Gastrointestinal complications include leaks from anastomosis or site of primary repair. Additional surgical intervention is requisite for intraabdominal sepsis from leaks or missed injuries. Contained leaks are manageable with drains placed by interventional radiology. Anastomotic strictures present a potential long-term complication following bowel resection. Wound infections and deep space infections can occur.
Persistent bladder leaks can occur after repair or attempts at nonoperative management of extraperitoneal injuries. The site of repair can present a nidus for stone formation if using a nonabsorbable suture. Urethral strictures requiring dilation or other intervention are possible if a urethral anastomosis is necessary. Erectile dysfunction may occur in patients following urethral trauma, particularly if there was surgical intervention.

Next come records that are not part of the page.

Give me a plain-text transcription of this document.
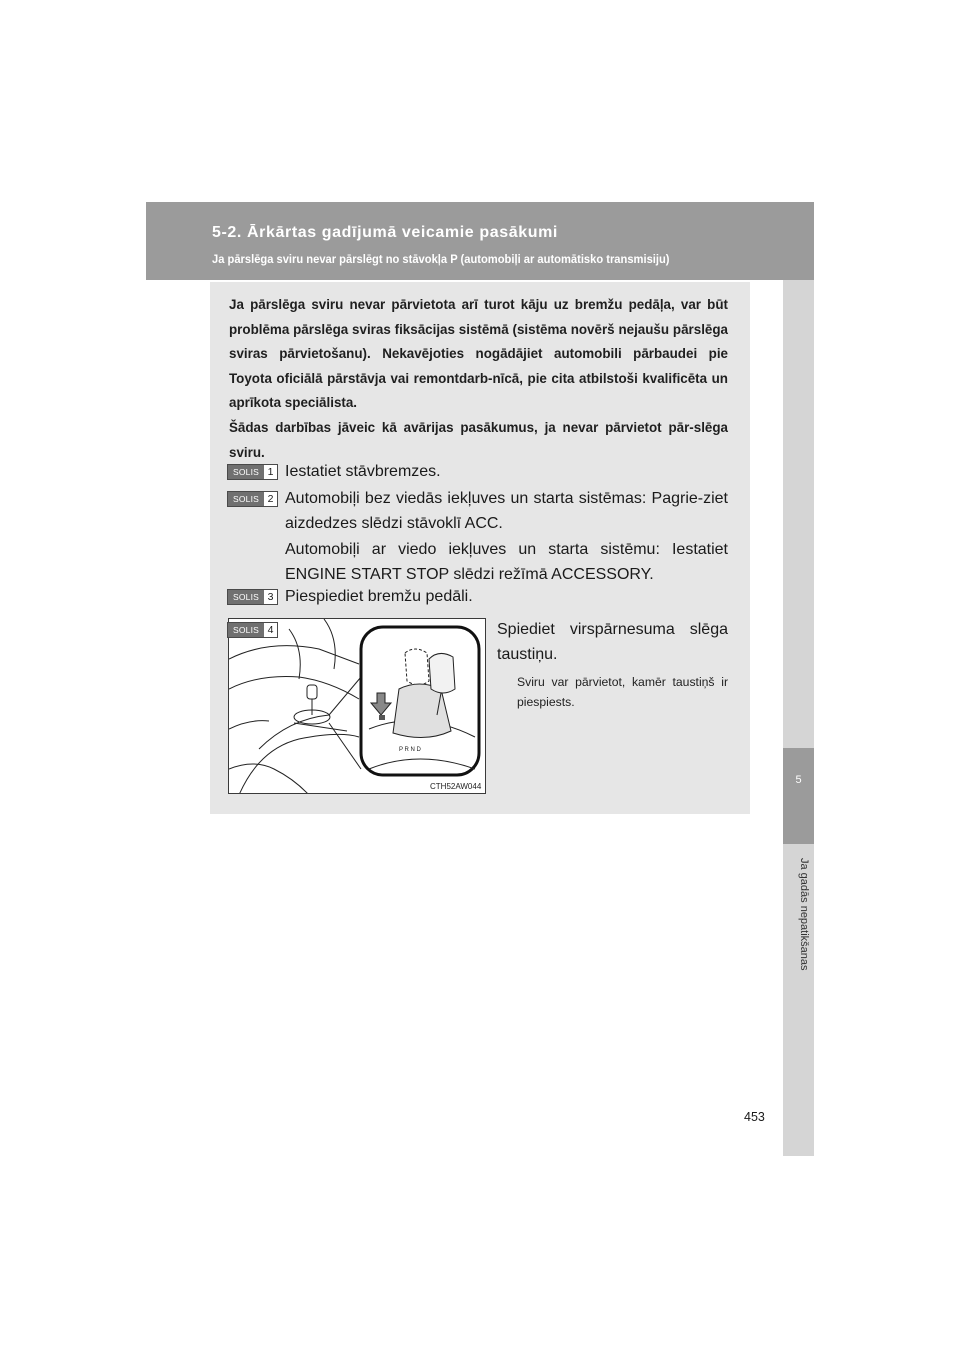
5-2. Ārkārtas gadījumā veicamie pasākumi
Ja pārslēga sviru nevar pārslēgt no stāvokļa P (automobiļi ar automātisko transmisiju)
5
Ja gadās nepatikšanas

Ja pārslēga sviru nevar pārvietota arī turot kāju uz bremžu pedāļa, var būt problēma pārslēga sviras fiksācijas sistēmā (sistēma novērš nejaušu pārslēga sviras pārvietošanu). Nekavējoties nogādājiet automobili pārbaudei pie Toyota oficiālā pārstāvja vai remontdarb-nīcā, pie cita atbilstoši kvalificēta un aprīkota speciālista.

Šādas darbības jāveic kā avārijas pasākumus, ja nevar pārvietot pār-slēga sviru.

SOLIS 1 Iestatiet stāvbremzes.
SOLIS 2 Automobiļi bez viedās iekļuves un starta sistēmas: Pagrie-ziet aizdedzes slēdzi stāvoklī ACC.
Automobiļi ar viedo iekļuves un starta sistēmu: Iestatiet ENGINE START STOP slēdzi režīmā ACCESSORY.
SOLIS 3 Piespiediet bremžu pedāli.
P R N D
CTH52AW044
SOLIS 4	Spiediet virspārnesuma slēga taustiņu.
Sviru var pārvietot, kamēr taustiņš ir piespiests.
453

Gun violence remains a significant issue in the United States, particularly among the youth. Gun crimes, homicides, and firearm-related suicides are markedly higher in the United States as compared to other developed nations. Mental health crises certainly play a role and must be addressed. Increased access to behavioral health treatment has been found to modestly reduce firearm suicide rates, which represents an opportunity to intervene and prevent firearm-related deaths. Additionally, legislation to keep firearms out of the hands of criminals should be pursued; this presents an opportunity for lobbying on behalf of clinicians. Safe storage and firearm handling practices have been shown to reduce the risk of accidental injury; this likely represents the most direct opportunity for clinicians to intervene with patients during well-patient visits, with questions related to firearm ownership and counseling on the safe handling and storage of firearms to reduce injury risk.

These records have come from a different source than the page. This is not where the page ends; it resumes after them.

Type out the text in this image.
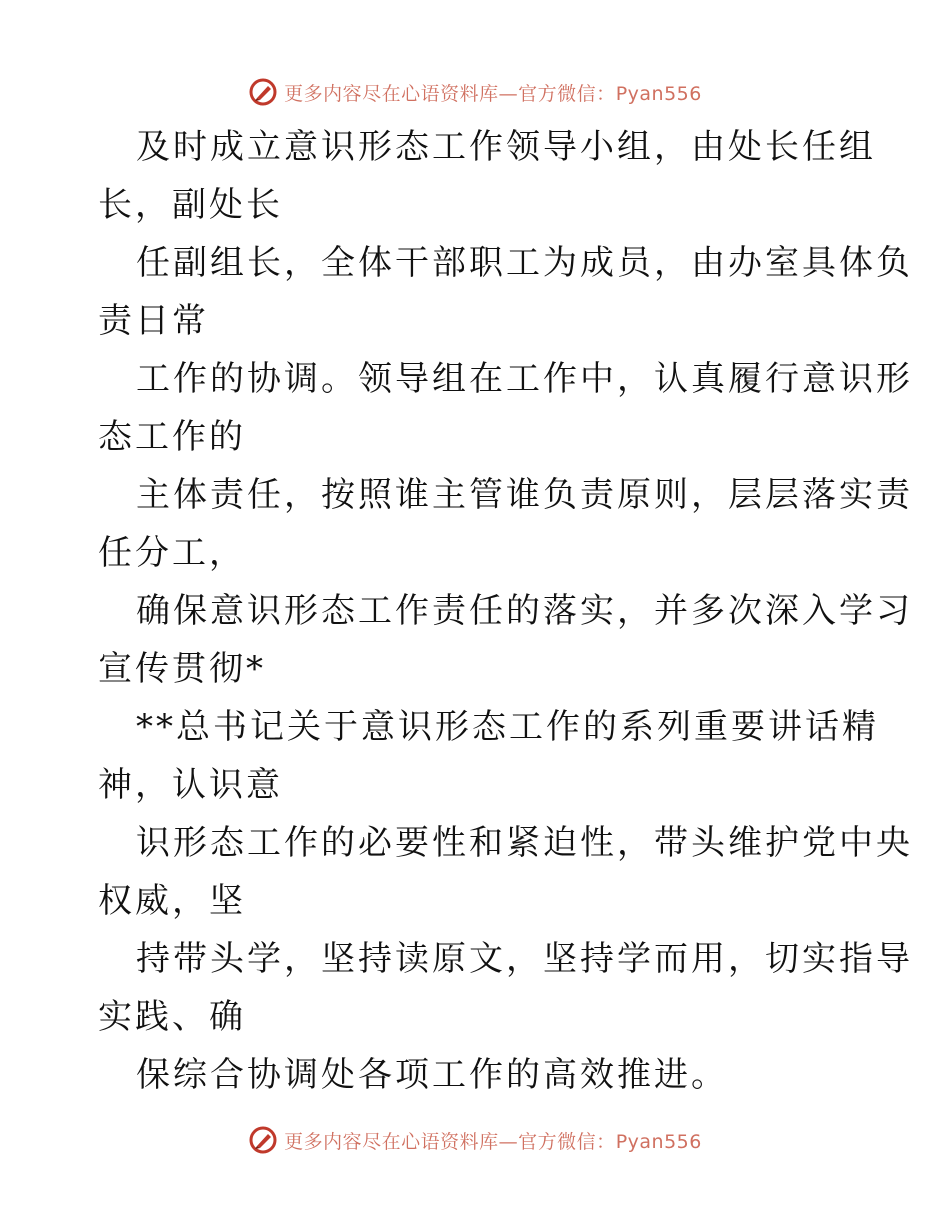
更多内容尽在心语资料库—官方微信：Pyan556

及时成立意识形态工作领导小组，由处长任组
长，副处长

任副组长，全体干部职工为成员，由办室具体负
责日常

工作的协调。领导组在工作中，认真履行意识形
态工作的

主体责任，按照谁主管谁负责原则，层层落实责
任分工，

确保意识形态工作责任的落实，并多次深入学习
宣传贯彻*

**总书记关于意识形态工作的系列重要讲话精
神，认识意

识形态工作的必要性和紧迫性，带头维护党中央
权威，坚

持带头学，坚持读原文，坚持学而用，切实指导
实践、确

保综合协调处各项工作的高效推进。

更多内容尽在心语资料库—官方微信：Pyan556
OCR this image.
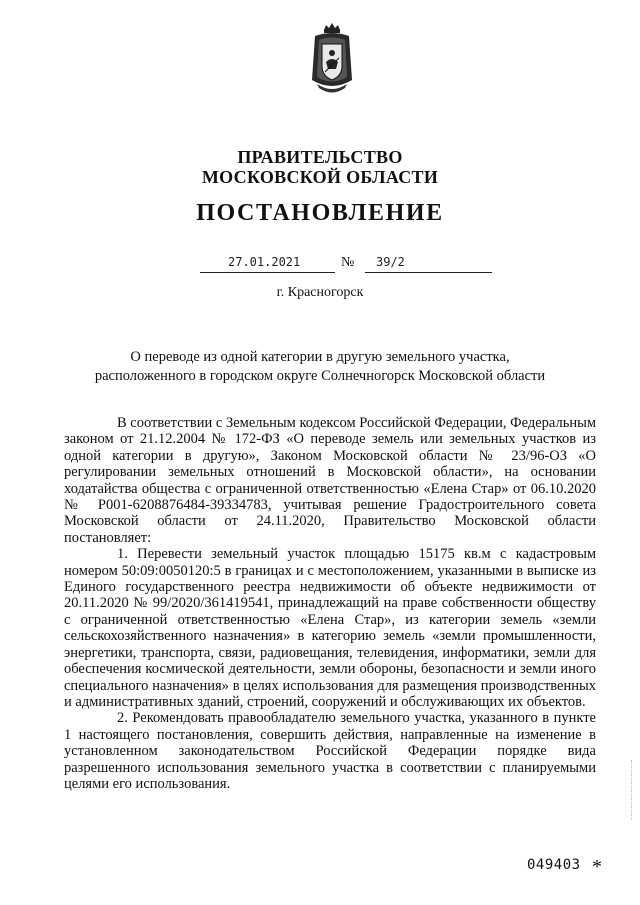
ПРАВИТЕЛЬСТВО
МОСКОВСКОЙ ОБЛАСТИ
ПОСТАНОВЛЕНИЕ
27.01.2021	№ 39/2
г. Красногорск
О переводе из одной категории в другую земельного участка,
расположенного в городском округе Солнечногорск Московской области

В соответствии с Земельным кодексом Российской Федерации, Федеральным законом от 21.12.2004 № 172-ФЗ «О переводе земель или земельных участков из одной категории в другую», Законом Московской области № 23/96-ОЗ «О регулировании земельных отношений в Московской области», на основании ходатайства общества с ограниченной ответственностью «Елена Стар» от 06.10.2020 № Р001-6208876484-39334783, учитывая решение Градостроительного совета Московской области от 24.11.2020, Правительство Московской области постановляет:

1. Перевести земельный участок площадью 15175 кв.м с кадастровым номером 50:09:0050120:5 в границах и с местоположением, указанными в выписке из Единого государственного реестра недвижимости об объекте недвижимости от 20.11.2020 № 99/2020/361419541, принадлежащий на праве собственности обществу с ограниченной ответственностью «Елена Стар», из категории земель «земли сельскохозяйственного назначения» в категорию земель «земли промышленности, энергетики, транспорта, связи, радиовещания, телевидения, информатики, земли для обеспечения космической деятельности, земли обороны, безопасности и земли иного специального назначения» в целях использования для размещения производственных и административных зданий, строений, сооружений и обслуживающих их объектов.

2. Рекомендовать правообладателю земельного участка, указанного в пункте 1 настоящего постановления, совершить действия, направленные на изменение в установленном законодательством Российской Федерации порядке вида разрешенного использования земельного участка в соответствии с планируемыми целями его использования.

049403 *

Penetrating injuries to the groin represent a challenging scenario with the potential for injuries of multiple organ systems. Hemorrhage associated with vascular injury is the most rapid threat to life. Early control of bleeding on-scene can improve outcomes by allowing time for transport to a Trauma Center for definitive care. The American College of Surgeons “Stop the Bleed” campaign focuses on the training of laypersons and first responders in control of hemorrhage, with training in the proper techniques of direct pressure, hemostatic agents, and tourniquet use; this training has been shown to increase layperson confidence and willingness to intervene in bleeding control scenarios.
Rapid presentation to an appropriate trauma center confers a survival advantage. In a comparison of prehospital transport via private vehicle vs. EMS in the urban setting, patients transported by a private vehicle following penetrating trauma had a lower risk of mortality than those transported by EMS; this remained true when stratified for the severity of injury and location of the wound(s). While most would not advocate for private vehicle transport for patients following traumatic injury, the data suggests that a “scoop and run”-type EMS policy may be beneficial as the time to definitive care plays a significant role in outcomes following penetrating trauma. Upon arrival to the hospital, an interprofessional care team involving emergency physicians, trauma surgeons, and, in select cases, vascular and urologic specialists play an integral role in the care of the penetrating trauma patient to optimize survival and outcomes.